Aquatische ecosystemen zijn cruciale componenten van het wereldwijde milieu. Ze leveren niet alleen een essentiële bijdrage aan de biodiversiteit en de ecologische productiviteit, maar leveren ook allerlei diensten aan de mens, zoals drinkwater en irrigatiewater, recreatiemogelijkheden en een habitat voor economisch belangrijke visserijtakken. Aquatische systemen worden echter in toenemende mate bedreigd, direct en indirect, door menselijke activiteiten.

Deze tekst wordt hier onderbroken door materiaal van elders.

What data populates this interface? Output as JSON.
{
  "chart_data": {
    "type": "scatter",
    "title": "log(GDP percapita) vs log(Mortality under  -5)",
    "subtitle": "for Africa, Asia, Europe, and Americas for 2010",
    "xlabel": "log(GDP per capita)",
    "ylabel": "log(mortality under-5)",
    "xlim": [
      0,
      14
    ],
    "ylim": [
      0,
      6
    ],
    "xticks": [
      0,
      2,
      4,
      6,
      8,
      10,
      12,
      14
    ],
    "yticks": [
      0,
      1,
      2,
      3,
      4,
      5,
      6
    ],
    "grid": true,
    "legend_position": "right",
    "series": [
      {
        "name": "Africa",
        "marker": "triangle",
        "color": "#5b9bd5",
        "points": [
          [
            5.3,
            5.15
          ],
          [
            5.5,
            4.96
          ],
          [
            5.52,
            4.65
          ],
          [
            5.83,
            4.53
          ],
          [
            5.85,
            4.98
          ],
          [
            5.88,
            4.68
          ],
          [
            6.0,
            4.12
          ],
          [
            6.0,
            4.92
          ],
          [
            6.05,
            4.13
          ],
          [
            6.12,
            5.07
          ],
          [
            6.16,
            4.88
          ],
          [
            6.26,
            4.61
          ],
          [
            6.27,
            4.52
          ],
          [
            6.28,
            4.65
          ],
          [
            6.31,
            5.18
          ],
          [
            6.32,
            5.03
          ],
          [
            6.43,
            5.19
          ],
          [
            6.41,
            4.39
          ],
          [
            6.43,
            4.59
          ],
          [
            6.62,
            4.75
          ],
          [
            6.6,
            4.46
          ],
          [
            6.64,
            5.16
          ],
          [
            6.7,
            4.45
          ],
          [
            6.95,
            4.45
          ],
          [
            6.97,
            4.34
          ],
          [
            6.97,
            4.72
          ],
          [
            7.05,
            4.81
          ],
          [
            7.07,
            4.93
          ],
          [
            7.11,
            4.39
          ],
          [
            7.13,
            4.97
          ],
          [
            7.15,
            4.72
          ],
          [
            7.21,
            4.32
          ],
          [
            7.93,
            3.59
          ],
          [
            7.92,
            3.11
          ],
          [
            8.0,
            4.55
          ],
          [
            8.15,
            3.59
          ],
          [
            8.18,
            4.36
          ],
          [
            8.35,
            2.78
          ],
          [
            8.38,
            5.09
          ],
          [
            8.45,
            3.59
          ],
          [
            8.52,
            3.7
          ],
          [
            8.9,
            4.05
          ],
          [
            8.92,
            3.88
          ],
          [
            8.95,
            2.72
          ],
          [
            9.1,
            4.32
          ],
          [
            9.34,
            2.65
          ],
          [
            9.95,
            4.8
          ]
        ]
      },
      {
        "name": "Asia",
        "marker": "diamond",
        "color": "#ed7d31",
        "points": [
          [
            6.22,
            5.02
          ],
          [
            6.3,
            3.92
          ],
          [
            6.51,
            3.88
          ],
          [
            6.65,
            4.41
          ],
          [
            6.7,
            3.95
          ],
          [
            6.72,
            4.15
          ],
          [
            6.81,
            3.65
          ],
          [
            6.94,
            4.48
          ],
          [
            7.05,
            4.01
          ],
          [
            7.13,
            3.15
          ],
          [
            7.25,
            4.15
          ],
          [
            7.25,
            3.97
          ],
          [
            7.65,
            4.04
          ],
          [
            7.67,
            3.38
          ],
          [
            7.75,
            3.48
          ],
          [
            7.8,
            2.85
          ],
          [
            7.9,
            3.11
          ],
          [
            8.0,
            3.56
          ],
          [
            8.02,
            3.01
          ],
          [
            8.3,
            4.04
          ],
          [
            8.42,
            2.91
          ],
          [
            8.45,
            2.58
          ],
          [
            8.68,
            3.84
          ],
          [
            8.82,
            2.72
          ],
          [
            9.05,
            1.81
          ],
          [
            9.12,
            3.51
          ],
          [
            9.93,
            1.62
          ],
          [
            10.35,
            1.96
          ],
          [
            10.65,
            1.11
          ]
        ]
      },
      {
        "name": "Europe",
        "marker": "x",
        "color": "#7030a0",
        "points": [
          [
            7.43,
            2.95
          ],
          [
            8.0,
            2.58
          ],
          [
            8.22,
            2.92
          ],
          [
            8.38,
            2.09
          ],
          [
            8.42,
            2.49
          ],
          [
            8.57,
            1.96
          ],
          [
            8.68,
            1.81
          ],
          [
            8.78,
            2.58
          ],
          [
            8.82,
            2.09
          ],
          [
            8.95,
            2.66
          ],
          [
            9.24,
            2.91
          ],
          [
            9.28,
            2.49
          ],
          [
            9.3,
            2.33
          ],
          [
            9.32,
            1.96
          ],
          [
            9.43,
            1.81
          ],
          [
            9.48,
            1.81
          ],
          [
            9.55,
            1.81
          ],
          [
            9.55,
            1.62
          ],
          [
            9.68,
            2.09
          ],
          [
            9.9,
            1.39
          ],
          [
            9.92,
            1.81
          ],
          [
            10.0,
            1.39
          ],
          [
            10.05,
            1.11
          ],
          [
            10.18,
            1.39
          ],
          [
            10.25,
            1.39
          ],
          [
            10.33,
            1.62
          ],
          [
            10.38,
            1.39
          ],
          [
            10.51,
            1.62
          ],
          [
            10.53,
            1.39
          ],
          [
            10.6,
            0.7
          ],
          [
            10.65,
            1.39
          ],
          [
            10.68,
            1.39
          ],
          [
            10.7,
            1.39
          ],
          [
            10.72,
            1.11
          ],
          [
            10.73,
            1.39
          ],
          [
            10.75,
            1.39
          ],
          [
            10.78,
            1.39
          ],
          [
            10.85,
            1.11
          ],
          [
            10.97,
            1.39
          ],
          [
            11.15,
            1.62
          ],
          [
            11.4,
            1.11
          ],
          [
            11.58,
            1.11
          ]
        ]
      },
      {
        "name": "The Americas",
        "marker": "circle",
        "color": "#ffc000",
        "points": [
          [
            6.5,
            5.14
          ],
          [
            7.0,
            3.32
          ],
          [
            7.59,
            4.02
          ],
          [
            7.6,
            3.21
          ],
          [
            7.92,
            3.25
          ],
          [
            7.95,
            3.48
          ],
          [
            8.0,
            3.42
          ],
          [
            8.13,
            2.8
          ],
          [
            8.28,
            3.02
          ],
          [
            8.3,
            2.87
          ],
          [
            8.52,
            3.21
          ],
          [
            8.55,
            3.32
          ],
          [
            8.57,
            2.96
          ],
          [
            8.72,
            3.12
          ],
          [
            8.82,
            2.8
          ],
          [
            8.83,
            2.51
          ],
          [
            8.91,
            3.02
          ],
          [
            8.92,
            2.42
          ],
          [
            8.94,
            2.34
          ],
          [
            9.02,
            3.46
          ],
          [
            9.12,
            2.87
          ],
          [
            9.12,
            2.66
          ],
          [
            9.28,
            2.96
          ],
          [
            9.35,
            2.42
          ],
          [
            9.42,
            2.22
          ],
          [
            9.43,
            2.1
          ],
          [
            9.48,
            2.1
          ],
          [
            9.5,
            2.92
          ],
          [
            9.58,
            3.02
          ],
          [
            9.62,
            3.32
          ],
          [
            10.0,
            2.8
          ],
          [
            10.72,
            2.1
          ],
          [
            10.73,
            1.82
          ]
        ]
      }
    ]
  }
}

Naast de uitdagingen als gevolg van veranderingen in landgebruik, milieuvervuiling en wateroverheveling, zullen aquatische systemen naar verwachting binnenkort ook te maken krijgen met de extra druk van de wereldwijde klimaatverandering.
“Aquatic Ecosystems and Global Climate Change” is het zevende in een reeks rapporten waarin de mogelijke effecten van klimaatverandering op het milieu in de VS worden onderzocht. In het rapport wordt gedetailleerd ingegaan op de waarschijnlijke gevolgen van klimaatverandering in de komende eeuw voor de aquatische ecosystemen in de VS. De auteurs van het rapport, Drs. N. LeRoy Poff, Mark Brinson, en John Day, Jr. constateren:
-
De toename van de watertemperatuur als gevolg van de klimaatverandering zal fundamentele ecologische processen en de geografische verspreiding van aquatische soorten veranderen. Dergelijke gevolgen kunnen worden verzacht als soorten zich trachten aan te passen door naar geschikte habitats te migreren. Door de mens veroorzaakte veranderingen in potentiële migratiecorridors kunnen het vermogen van soorten om zich elders te vestigen echter beperken, waardoor de kans op het uitsterven van soorten en het verlies van biodiversiteit toeneemt.
-
Verschuivingen in seizoenspatronen van neerslag en afvloeiing zullen de hydrologische kenmerken van aquatische systemen veranderen, waardoor de samenstelling van soorten en de productiviteit van het ecosysteem worden beïnvloed. Populaties van aquatische organismen zijn gevoelig voor veranderingen in de frequentie, duur en timing van extreme neerslaggebeurtenissen, zoals overstromingen of droogtes. Veranderingen in de seizoensgebonden timing van het smelten van sneeuw zullen het debiet van stromen veranderen, waardoor de voortplanting van veel aquatische soorten kan worden verstoord.
-
De klimaatverandering zal kwetsbare zoetwater- en kustwetlands, die al negatief worden beïnvloed door een verscheidenheid aan andere menselijke invloeden, zoals veranderde stromingsregimes en verslechtering van de waterkwaliteit, waarschijnlijk nog verder onder druk zetten. Wetlands vormen een kritieke habitat voor veel soorten die slecht zijn aangepast aan andere milieuomstandigheden en fungeren als belangrijke onderdelen van de kust- en zeevisserij.
-
Aquatische ecosystemen hebben een beperkt vermogen om zich aan te passen aan de klimaatverandering. Het verminderen van de kans op significante effecten op deze systemen zal in belangrijke mate afhangen van menselijke activiteiten die andere bronnen van stress op ecosystemen verminderen en het aanpassingsvermogen vergroten. Deze omvatten het behoud van oeverbossen, het verminderen van de belasting met voedingsstoffen, het herstel van beschadigde ecosystemen, het minimaliseren van grondwateronttrekking, en het strategisch plaatsen van nieuwe reservoirs om nadelige effecten te minimaliseren.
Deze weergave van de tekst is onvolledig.